I bought this cookbook because I fully intended to get involved in this fabulous online community called French Fridays with Dorie. Every week, they make something out of this cookbook and then share their blog link on the French Fridays homepage.
Unfortunately, as it happens, life got in my way. The job I had at the time didn't allow me much money to buy a lot of the extra and random things needed for the recipes, and the project fell by the wayside.
There are a couple recipes out of this cookbook that I love, and I'm finding more as I read through it again. Today's offering is hummus, which actually confused me at first, because. . .hummus isn't French. But who am I to question Dorie Greenspan?
HummusAdapted from Around My French Table
1 can chickpeas (or garbanzo beans. . .they're the same thing!), drained. Save the liquid.
2 split garlic cloves
1/3 cup tahini
2 tbl. lemon juice (Fresh is better, but you know how it goes.)

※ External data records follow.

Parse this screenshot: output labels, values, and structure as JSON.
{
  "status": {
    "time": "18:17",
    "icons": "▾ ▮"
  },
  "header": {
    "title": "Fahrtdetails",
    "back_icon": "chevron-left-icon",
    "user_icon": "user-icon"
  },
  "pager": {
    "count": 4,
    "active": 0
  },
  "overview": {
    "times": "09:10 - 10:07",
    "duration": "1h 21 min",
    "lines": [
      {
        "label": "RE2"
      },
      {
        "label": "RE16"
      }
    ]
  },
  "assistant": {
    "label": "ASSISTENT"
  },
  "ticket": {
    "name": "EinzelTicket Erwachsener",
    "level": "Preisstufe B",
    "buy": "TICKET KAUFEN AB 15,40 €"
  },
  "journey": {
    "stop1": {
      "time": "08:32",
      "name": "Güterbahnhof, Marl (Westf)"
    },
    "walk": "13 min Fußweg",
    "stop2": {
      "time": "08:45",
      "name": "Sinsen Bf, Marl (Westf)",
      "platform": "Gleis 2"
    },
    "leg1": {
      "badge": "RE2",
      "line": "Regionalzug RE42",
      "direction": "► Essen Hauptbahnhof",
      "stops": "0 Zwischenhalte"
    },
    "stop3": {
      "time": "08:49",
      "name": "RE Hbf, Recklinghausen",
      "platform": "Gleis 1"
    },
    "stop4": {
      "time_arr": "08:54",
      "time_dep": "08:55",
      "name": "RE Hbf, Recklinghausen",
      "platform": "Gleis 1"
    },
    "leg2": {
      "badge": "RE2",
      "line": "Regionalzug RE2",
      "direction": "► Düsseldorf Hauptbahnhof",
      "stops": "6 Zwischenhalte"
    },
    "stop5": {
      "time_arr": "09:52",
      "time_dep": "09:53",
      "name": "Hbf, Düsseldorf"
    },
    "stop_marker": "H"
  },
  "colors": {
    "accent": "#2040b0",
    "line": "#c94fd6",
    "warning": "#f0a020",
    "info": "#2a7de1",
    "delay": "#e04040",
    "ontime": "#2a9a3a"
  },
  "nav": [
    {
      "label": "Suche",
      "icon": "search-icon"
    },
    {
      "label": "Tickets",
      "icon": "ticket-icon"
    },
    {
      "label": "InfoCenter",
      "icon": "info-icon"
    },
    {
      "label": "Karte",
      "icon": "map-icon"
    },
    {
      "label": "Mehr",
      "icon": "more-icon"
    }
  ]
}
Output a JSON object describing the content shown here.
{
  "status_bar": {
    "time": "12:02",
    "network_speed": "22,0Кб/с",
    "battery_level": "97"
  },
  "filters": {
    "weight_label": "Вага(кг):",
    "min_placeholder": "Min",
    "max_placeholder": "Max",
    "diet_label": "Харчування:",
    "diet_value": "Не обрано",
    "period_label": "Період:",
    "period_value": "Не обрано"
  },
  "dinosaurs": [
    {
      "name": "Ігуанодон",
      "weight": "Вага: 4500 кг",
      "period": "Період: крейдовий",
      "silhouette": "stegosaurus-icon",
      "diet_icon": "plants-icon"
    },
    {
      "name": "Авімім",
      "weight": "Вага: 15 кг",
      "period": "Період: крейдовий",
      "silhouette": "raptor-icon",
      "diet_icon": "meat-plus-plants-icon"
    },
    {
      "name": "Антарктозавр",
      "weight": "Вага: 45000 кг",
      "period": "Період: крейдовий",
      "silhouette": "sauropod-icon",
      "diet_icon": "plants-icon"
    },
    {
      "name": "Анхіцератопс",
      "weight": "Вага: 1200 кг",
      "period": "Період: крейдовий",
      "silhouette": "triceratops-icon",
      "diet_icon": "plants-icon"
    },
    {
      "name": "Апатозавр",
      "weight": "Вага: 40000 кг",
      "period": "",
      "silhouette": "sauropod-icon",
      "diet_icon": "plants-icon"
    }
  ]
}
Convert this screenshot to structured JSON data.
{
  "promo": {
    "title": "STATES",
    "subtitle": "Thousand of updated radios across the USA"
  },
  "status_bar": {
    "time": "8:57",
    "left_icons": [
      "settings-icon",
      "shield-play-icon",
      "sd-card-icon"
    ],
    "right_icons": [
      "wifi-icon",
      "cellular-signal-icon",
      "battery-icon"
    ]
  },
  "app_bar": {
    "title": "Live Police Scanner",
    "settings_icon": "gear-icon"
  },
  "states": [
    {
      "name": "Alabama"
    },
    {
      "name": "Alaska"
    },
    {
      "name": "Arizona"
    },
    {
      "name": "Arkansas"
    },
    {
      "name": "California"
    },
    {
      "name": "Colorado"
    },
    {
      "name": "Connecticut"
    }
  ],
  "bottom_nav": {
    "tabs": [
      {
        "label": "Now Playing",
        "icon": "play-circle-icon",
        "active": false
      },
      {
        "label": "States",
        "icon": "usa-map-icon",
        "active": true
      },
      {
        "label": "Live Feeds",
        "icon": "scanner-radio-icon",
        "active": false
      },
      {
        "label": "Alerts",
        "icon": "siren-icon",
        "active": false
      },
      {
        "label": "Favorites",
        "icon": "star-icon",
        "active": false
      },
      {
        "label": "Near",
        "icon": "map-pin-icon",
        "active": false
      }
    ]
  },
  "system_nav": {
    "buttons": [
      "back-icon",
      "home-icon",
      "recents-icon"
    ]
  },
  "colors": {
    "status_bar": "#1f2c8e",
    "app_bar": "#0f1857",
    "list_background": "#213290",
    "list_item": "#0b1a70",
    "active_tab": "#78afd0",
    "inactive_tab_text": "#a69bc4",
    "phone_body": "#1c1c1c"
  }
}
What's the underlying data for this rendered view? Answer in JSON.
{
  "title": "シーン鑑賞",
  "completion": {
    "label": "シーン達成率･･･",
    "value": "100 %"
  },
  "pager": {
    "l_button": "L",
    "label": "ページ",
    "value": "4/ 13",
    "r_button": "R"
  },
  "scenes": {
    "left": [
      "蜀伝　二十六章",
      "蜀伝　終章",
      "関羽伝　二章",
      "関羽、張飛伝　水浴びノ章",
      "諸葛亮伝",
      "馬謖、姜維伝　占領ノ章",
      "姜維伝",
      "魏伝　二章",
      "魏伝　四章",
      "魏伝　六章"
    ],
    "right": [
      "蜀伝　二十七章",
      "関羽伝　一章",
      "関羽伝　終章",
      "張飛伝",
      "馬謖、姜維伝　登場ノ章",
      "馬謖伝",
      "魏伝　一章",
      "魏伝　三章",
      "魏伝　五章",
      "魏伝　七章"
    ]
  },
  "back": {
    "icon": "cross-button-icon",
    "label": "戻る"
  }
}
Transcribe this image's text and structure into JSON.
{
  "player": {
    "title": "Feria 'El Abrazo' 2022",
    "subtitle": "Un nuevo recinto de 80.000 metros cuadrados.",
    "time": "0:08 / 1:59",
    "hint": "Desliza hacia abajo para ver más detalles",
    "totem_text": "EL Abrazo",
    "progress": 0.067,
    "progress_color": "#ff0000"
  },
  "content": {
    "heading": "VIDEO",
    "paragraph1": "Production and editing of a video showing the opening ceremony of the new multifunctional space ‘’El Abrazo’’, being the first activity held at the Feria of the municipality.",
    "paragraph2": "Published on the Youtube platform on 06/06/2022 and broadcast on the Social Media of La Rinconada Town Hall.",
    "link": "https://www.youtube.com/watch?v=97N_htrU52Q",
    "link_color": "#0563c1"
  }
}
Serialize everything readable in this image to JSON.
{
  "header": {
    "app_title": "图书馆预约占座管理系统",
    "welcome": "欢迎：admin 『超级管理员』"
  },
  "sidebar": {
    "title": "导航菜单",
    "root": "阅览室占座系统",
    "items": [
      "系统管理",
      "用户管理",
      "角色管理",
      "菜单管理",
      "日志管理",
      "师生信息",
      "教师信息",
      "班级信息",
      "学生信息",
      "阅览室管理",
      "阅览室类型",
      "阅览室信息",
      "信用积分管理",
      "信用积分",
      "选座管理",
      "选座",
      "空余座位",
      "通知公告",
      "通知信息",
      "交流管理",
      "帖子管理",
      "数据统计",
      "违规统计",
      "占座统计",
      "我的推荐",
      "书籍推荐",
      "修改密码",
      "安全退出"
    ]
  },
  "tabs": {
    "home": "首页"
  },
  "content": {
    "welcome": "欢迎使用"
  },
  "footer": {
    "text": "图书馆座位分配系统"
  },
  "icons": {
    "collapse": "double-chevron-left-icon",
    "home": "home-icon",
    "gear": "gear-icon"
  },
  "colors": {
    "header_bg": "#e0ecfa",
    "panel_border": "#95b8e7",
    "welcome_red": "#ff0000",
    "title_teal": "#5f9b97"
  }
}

1/4 tsp. cumin (Optional, but it really is better with the cumin)
Salt and pepper
Put chickpeas, garlic, tahini, and lemon in a food processor and. . .process until smooth. Add the reserved liquid a little bit at a time until you reach the desired consistency.
Add cumin, salt, and pepper, and give it another whirl.
Put in a bowl covered in plastic wrap and chill until serving time. (If you're planning on eating it right away, just stick it in for 5-10 minutes.)
The pita chips are Dennis' creation. A few months back, we were having hummus and some other stuff for dinner, and I'd bought some pitas. Dennis said, "I think I'll make some pita chips out of these," and I said, "I'll just eat mine plain."
About 10 minutes later, I was handing him my sad pita and saying, "Would you. . .make this into chips please?"
serves: Depends on how many you make and how much people eat
2 - 5 pita pockets (Again, it depends on how big you cut the chips and how many you want)
Garlic salt (or regular salt)
Preheat over to 400°F.
Cut the pitas into triangles by cutting them in half, cutting those halves in half, etc. until you have the size and number of chips you want.
Place the chips on a foil-lined cookie sheet and spray with olive oil. (You can also drizzle the oil, but I've found it's much easier to spray them.) Sprinkle with salt or garlic salt.
Bake for 5 minutes or until the edges toast to light brown.